On 27.10.2020 18:52 Howard Chu wrote:
3. LMDB causes crashes if database is corrupted
You can enable per-page checksums in LMDB 1.0, in which case you'll just get an
error code
if a page is corrupted (and the checksum fails to match). The DB will still be
unusable if
anything is corrupted.
That would fix the problem properly. Does it check that it is the correct
transaction as well (e.g. by putting a transid into the page like btrfs)?
Returning
wrong results or MDB_CORRUPTED is something my application can handle (but not
crashes obviously).
The txnid is part of the page header, which is one of the incompatible format
changes from LMDB 0.9.
This is what allows us to eliminate the dirty bit.
Not sure what you mean about the txnid being correct or not, but certainly it
is included in the
checksum.
A common problem that e.g. btrfs users encounter is that a disk drops
some writes. If there was a page at the same location previously the
checksum check succeeds. But btrfs stores the transid of the page in the
page's parent, so it compares that as well (The error message is "btrfs
parent transid verify failed on OFFSET wanted TRANSID found TRANSID"). I
think ZFS stores the checksum of the page in the page's parent as well
(idk if this would work with lmdbs b-tree).

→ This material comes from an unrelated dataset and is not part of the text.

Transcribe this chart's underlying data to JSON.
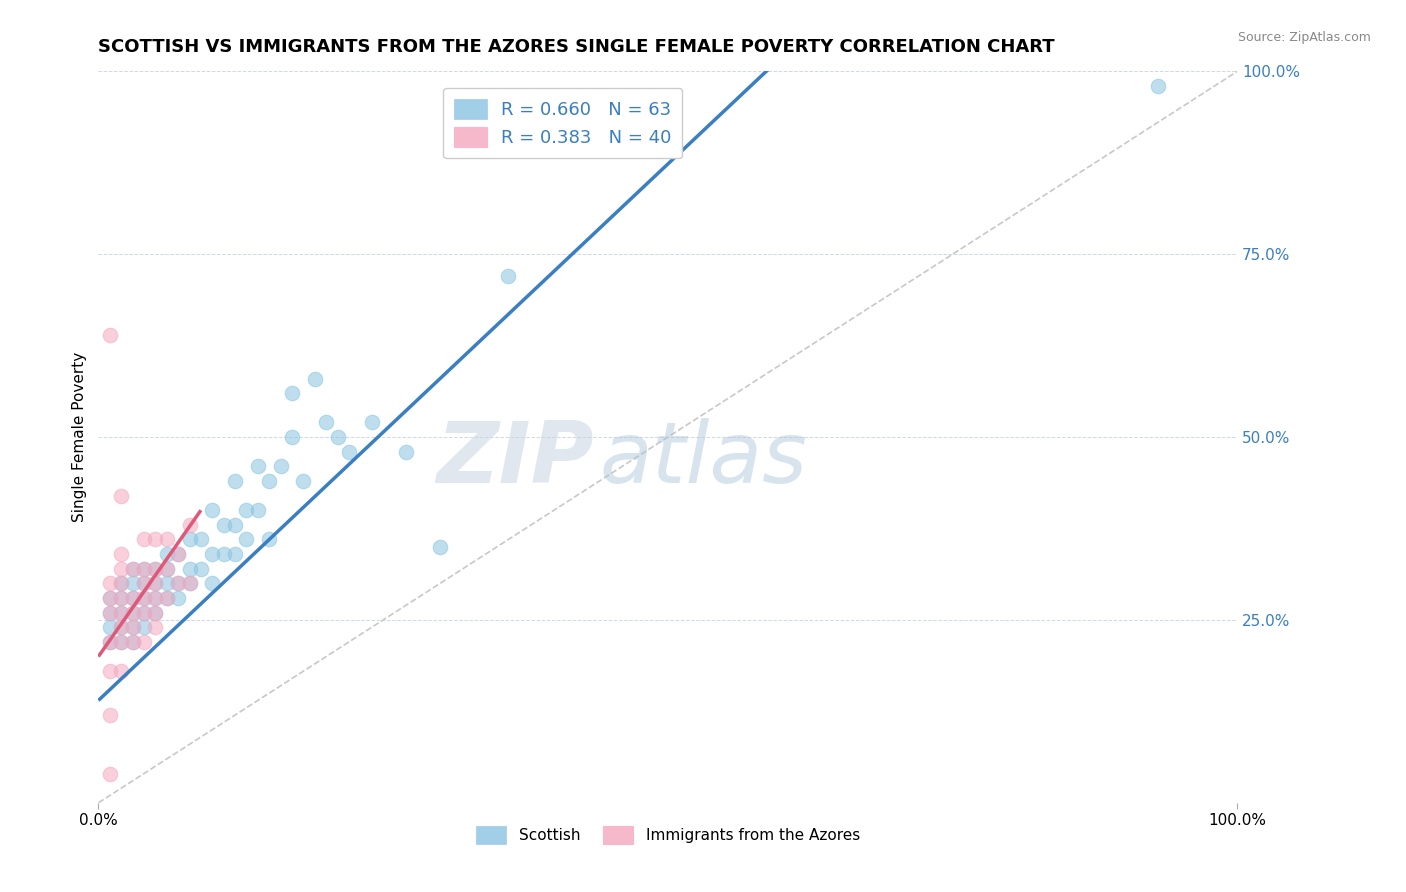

I guess a simple check (that might already exist) is checking if page
transid<=root/meta page transid. But that doesn't catch the cases where
the root page was updated, but updates to other pages were dropped (the
disk might also drop a complete "transaction" but not report an error,
in which case the next transaction then writes the root page pointing to
an incompletely written tree).